Microsoft’s new AI-powered Copilot quickly summed up my meeting yesterday, which was with Microsoft to talk about Copilot, and then it told me what questions I had just asked. I’ve seen Microsoft show off the future of work with ideas about virtual assistants for years, but Copilot is the closest thing I’ve seen to those ideas coming true.
In an interview with The Verge, Jon Friedman, corporate vice president of design and research at Microsoft, said, “This is the new way of computing, the new way of working with technology, and the most adaptable technology we’ve seen.”
I was on a Teams call with Friedman when he turned on Copilot in the middle of our conversation so it could do its AI-powered magic.

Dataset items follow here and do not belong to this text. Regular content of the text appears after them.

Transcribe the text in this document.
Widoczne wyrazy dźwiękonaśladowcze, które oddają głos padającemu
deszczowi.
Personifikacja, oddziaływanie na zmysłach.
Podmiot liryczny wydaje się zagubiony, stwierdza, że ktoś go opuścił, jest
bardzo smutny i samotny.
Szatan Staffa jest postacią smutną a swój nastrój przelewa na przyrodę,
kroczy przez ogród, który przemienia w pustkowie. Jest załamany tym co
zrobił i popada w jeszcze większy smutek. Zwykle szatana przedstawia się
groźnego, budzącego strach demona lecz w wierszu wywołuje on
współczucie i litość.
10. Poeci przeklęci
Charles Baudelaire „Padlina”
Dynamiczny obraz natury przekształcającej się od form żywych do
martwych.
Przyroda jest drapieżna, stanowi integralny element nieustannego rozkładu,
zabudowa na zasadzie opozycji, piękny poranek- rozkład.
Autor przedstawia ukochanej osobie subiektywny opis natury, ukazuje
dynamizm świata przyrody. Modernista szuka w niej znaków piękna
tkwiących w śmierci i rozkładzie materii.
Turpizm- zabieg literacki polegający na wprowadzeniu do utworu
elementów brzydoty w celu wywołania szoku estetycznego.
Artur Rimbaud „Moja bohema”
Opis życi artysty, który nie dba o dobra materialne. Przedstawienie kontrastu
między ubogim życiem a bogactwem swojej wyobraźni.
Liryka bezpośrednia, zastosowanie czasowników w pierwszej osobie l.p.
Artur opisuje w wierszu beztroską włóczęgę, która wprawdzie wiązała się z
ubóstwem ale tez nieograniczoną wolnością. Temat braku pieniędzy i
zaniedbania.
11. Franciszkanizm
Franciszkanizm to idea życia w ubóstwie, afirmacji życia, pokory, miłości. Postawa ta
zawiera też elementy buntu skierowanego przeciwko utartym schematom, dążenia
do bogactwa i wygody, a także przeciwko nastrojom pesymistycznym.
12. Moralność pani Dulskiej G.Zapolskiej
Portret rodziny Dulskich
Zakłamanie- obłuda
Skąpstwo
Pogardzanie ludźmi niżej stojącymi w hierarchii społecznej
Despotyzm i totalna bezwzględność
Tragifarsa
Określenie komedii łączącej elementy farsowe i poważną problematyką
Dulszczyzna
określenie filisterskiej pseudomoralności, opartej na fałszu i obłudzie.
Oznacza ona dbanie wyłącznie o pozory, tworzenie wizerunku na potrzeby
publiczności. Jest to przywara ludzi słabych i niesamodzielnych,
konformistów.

Microsoft has a flashy marketing video showing what Copilot can do, but when Friedman showed me how it worked in real-time across Office apps and Teams, I was sure it would change how we use software, make documents, and, ultimately, how we work.
Copilot is a helpful AI chatbot found on the sidebar of Office apps. However, it is much more than that. You could be in the middle of a Word document, which will slowly pop up when you highlight a whole paragraph, similar to how Word’s user interface (UI) prompts show you when you’ve misspelled something. You can use it to rewrite paragraphs by giving you ten ideas for a new text that you can flip through and freely change, or you can have Copilot make whole documents.